Writers: James Cullen Bressack, Zack Ward
Director: Zack Ward
Home sweet hell
Restoration (aka ‘The Haunted’) is a film that ends up a long way from where it starts.
The opening credit sequence is a superbly creepy haunted house sequence. It’s extremely evocative and exactly the sort of thing I like in a ghost film.
The first main scene introduces us to one of the main characters, Rebecca (Emily O’Brien). She’s a doctor at a hospital and is working to save the life of a man with some very serious injuries. It looks like he’s trying to say something. It’s another superbly crafted scene with lots of tension and questions: we want to know who the man is, how he got like this and what he might want to say.
The problem is, the man has nothing to do with the story! The scene is just there to introduce Rebecca and her caring nature. I felt cheated.
The main story involved Rebecca and her husband Todd (Adrian Gaeta) who have moved into a new house which they are renovating. Whilst doing so they find an old, battered teddy bear hidden in the walls. And hidden in the bear is a young girl’s secret diary…
Things go very slowly for a while and there is rather too much emphasis on Rebecca and Todd’s domestic arrangements.

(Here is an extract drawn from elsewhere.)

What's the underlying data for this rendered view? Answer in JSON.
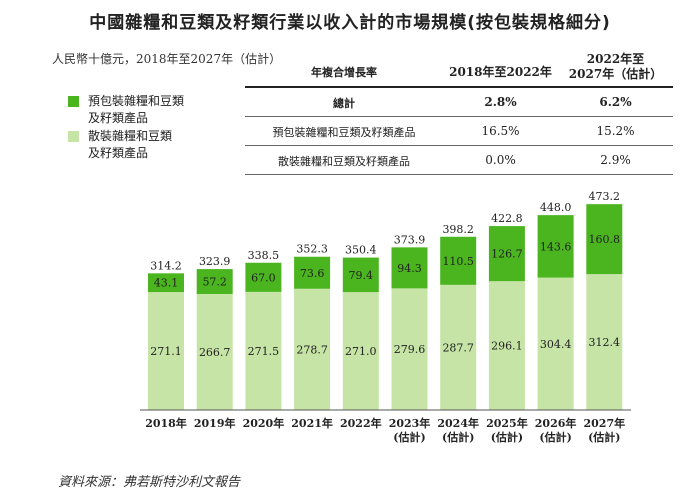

However there is still a very nice underlying atmosphere are creepiness, well supported by the music from Alex Csillag.
Then the ghost appears and all pretence of subtlety goes out of the window. This is not a shadowy figure, this is a full on apparition that can hurt people.
OK, that’s fine. I can live with that. But all the way along something had been niggling me. There were a few loose ends that suggested Something Else was going on. I had some ideas but I wasn’t sure exactly what it was.
That changes when our main characters visit an elderly woman in hospital. With one line from her the story falls into place and I think I uttered an audible groan. Yes, it’s a surprise – but not a nice one. Still, the new trajectory could have worked if it had been handled well. Unfortunately at this point it feels as if a completely different writer and director took over. The whole thing reminded me of an old Hammer horror movie, and not in a good way.
So what starts as a subtle, atmospheric ghost story slowly deteriorates into something rather silly.